To date, clinical indicators are not reliable for predicting when NEC will occur or which children will develop NEC. Laboratory test results, such as increased or decreased white blood cell count, thrombocytopenia, metabolic acidosis, unstable glucose levels, and elevated C-reactive protein levels, can be observed in patients with NEC. However, these results still lack sensitivity and specificity [25, 26]. In our study, low platelet count, low serum HCO3, and increased standard base excess were associated with an increased probability of receiving surgical treatment in NEC patients. However, in the multivariate analysis, only low serum HCO3 was identified as an independent predictor of an increased probability of undergoing surgery in NEC infants. Low serum bicarbonate can lead to metabolic acidosis, causing poor circulation or severe bicarbonate loss. Therefore, the abnormal serum HCO3 and standard base excess in the sNEC group were not surprising because serum HCO3 and standard base excess reflect the infants’ metabolic state.

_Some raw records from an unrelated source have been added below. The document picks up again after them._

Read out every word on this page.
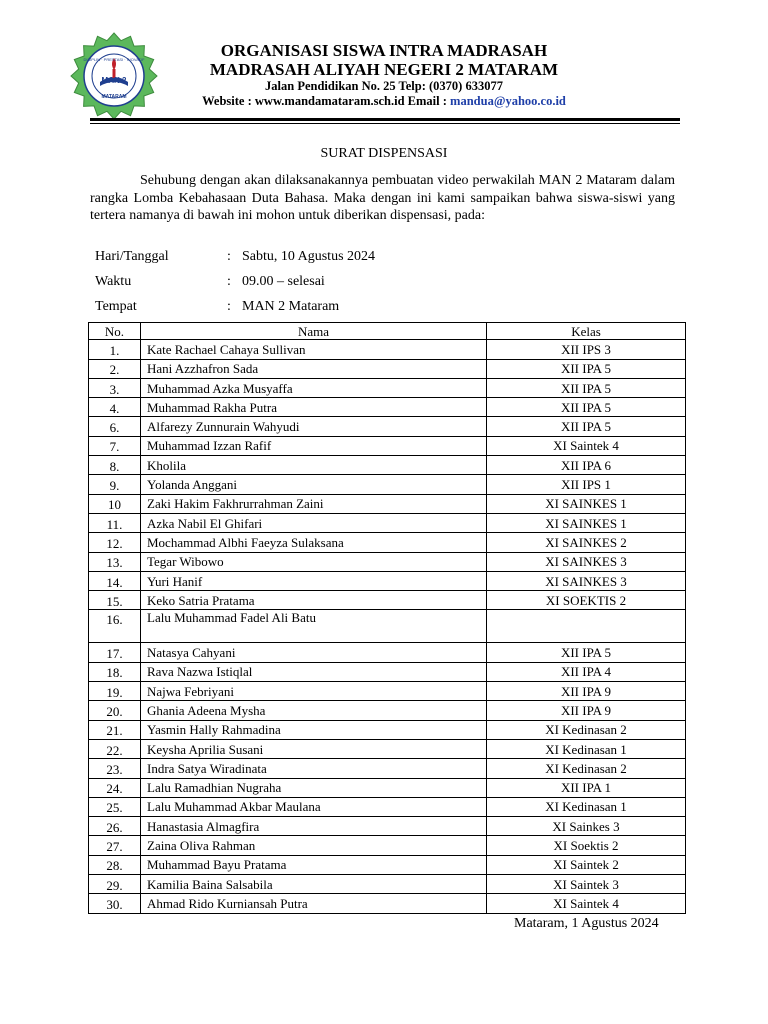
DISIPLIN · PRESTASI · INOVATIF
MAN 2
MATARAM
ORGANISASI SISWA INTRA MADRASAH
MADRASAH ALIYAH NEGERI 2 MATARAM
Jalan Pendidikan No. 25 Telp: (0370) 633077
Website : www.mandamataram.sch.id Email : mandua@yahoo.co.id
SURAT DISPENSASI
Sehubung dengan akan dilaksanakannya pembuatan video perwakilah MAN 2 Mataram dalam rangka Lomba Kebahasaan Duta Bahasa. Maka dengan ini kami sampaikan bahwa siswa-siswi yang tertera namanya di bawah ini mohon untuk diberikan dispensasi, pada:
Hari/Tanggal	: Sabtu, 10 Agustus 2024
Waktu	: 09.00 – selesai
Tempat	: MAN 2 Mataram
No.	Nama	Kelas
1.	Kate Rachael Cahaya Sullivan	XII IPS 3
2.	Hani Azzhafron Sada	XII IPA 5
3.	Muhammad Azka Musyaffa	XII IPA 5
4.	Muhammad Rakha Putra	XII IPA 5
6.	Alfarezy Zunnurain Wahyudi	XII IPA 5
7.	Muhammad Izzan Rafif	XI Saintek 4
8.	Kholila	XII IPA 6
9.	Yolanda Anggani	XII IPS 1
10	Zaki Hakim Fakhrurrahman Zaini	XI SAINKES 1
11.	Azka Nabil El Ghifari	XI SAINKES 1
12.	Mochammad Albhi Faeyza Sulaksana	XI SAINKES 2
13.	Tegar Wibowo	XI SAINKES 3
14.	Yuri Hanif	XI SAINKES 3
15.	Keko Satria Pratama	XI SOEKTIS 2
16.	Lalu Muhammad Fadel Ali Batu	
17.	Natasya Cahyani	XII IPA 5
18.	Rava Nazwa Istiqlal	XII IPA 4
19.	Najwa Febriyani	XII IPA 9
20.	Ghania Adeena Mysha	XII IPA 9
21.	Yasmin Hally Rahmadina	XI Kedinasan 2
22.	Keysha Aprilia Susani	XI Kedinasan 1
23.	Indra Satya Wiradinata	XI Kedinasan 2
24.	Lalu Ramadhian Nugraha	XII IPA 1
25.	Lalu Muhammad Akbar Maulana	XI Kedinasan 1
26.	Hanastasia Almagfira	XI Sainkes 3
27.	Zaina Oliva Rahman	XI Soektis 2
28.	Muhammad Bayu Pratama	XI Saintek 2
29.	Kamilia Baina Salsabila	XI Saintek 3
30.	Ahmad Rido Kurniansah Putra	XI Saintek 4
Mataram, 1 Agustus 2024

Similar to other retrospective studies, this study has some inherent and unavoidable limitations. First, our study was based on a single center and might be affected by various biases. In general, multicenter and large-sample studies have less bias. Second, the data used in this study were collected from records in our electronic medical record system, and some important data might have not been recorded. Therefore, further prospective studies are needed to elucidate the reasons for the increased probability of surgical treatment in preterm infants with NEC.

Conclusions

NEC is the most common and fatal gastrointestinal disease in preterm infants. There is an urgent need to make a timely and accurate diagnosis of NEC and to determine which children are at high risk of requiring surgery. The leading risk factors for an increased probability of receiving surgery in our study were lower gestational age, early occurrence of NEC after birth, hsPDA, and low serum bicarbonate. Our findings may support the clinician to identify infants with increased risk for sNEC, potentially leading to earlier surgical consultation, additional diagnostics, or even surgical intervention.